After training a model on 200 examples, I can't do binary teach, when running this I am getting an error, any ideas what's going wrong? (search doesn't help, not sure exactly what's wrong in my dataset)
prodigy ner.teach ner_st2_skills ./model/model-best ./data.jsonl --label SKILL
Using 1 label(s): SKILL
Traceback (most recent call last):
File "/Users/fed/.pyenv/versions/3.9.2/lib/python3.9/runpy.py", line 197, in _run_module_as_main
return _run_code(code, main_globals, None,
File "/Users/fed/.pyenv/versions/3.9.2/lib/python3.9/runpy.py", line 87, in _run_code
exec(code, run_globals)
File "/Users/fed/Library/Caches/pypoetry/virtualenvs/nel-riFBMyAx-py3.9/lib/python3.9/site-packages/prodigy/__main__.py", line 61, in <module>
controller = recipe(*args, use_plac=True)
File "cython_src/prodigy/core.pyx", line 329, in prodigy.core.recipe.recipe_decorator.recipe_proxy
File "/Users/fed/Library/Caches/pypoetry/virtualenvs/nel-riFBMyAx-py3.9/lib/python3.9/site-packages/plac_core.py", line 367, in call
cmd, result = parser.consume(arglist)
File "/Users/fed/Library/Caches/pypoetry/virtualenvs/nel-riFBMyAx-py3.9/lib/python3.9/site-packages/plac_core.py", line 232, in consume
return cmd, self.func(*(args + varargs + extraopts), **kwargs)

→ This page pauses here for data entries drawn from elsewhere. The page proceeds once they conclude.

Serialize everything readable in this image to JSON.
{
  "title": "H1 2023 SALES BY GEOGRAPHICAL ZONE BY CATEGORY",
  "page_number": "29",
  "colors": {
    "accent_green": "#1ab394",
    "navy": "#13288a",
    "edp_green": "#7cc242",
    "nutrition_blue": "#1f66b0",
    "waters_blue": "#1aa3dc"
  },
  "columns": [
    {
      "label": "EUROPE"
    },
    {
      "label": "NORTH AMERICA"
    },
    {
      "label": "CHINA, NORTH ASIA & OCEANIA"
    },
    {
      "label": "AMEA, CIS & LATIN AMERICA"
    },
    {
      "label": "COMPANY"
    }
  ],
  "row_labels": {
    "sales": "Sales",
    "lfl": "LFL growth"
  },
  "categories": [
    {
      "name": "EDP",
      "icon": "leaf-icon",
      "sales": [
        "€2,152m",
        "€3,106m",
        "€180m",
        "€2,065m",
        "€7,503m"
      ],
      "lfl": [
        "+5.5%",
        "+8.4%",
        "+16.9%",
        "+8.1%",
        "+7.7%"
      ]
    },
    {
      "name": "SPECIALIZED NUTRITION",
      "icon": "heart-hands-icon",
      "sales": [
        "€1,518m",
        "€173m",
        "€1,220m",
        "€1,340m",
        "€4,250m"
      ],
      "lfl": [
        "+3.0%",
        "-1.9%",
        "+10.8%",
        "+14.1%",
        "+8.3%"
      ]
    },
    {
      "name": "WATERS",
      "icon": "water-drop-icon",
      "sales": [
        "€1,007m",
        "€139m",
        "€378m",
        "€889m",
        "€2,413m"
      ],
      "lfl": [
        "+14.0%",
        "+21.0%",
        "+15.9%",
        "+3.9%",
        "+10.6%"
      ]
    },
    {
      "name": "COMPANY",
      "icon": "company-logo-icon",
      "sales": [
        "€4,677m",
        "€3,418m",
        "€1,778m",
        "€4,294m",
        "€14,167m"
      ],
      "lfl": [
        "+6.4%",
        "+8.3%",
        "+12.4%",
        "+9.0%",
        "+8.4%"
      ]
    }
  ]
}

File "/Users/fed/Library/Caches/pypoetry/virtualenvs/nel-riFBMyAx-py3.9/lib/python3.9/site-packages/prodigy/recipes/ner.py", line 71, in teach
model = EntityRecognizer(nlp, label=label)
File "cython_src/prodigy/models/ner.pyx", line 340, in prodigy.models.ner.EntityRecognizer.__init__
File "cython_src/prodigy/util.pyx", line 621, in prodigy.util.copy_nlp
File "spacy/vocab.pyx", line 90, in spacy.vocab.Vocab.vectors.__set__
AttributeError: 'NoneType' object has no attribute 'strings'
My data.jsonl was mapped using PhraseMatch like this (from previously labeled data)
for obj in data:
doc = nlp(obj['text'])
matcher = PhraseMatcher(nlp.vocab, attr="LOWER")
matcher.add("SKILL", [nlp.make_doc(cls['value']) for cls in filterSkillsByConfidence(skills[obj['meta']['listingId']])])
matches = matcher(doc)
entities = list()
for match_id, start, end in matches:
entities.append(Span(doc, start, end, label='SKILL'))
doc.ents = spacy.util.filter_spans(entities)
obj["spans"] = [{"token_start": ent.start,
"token_end": ent.end - 1,
"start": ent.start_char,
"end": ent.end_char,
"text": ent.text,
"label": ent.label_} for ent in doc.ents]
And whenever trying to:
poetry run python -m prodigy ner.correct ner_st2_skills ./model/model-best ./data.jsonl --label SKILL
The model you're using isn't setting sentence boundaries (e.g. via the parser or sentencizer). This means that incoming examples won't be split into sentences.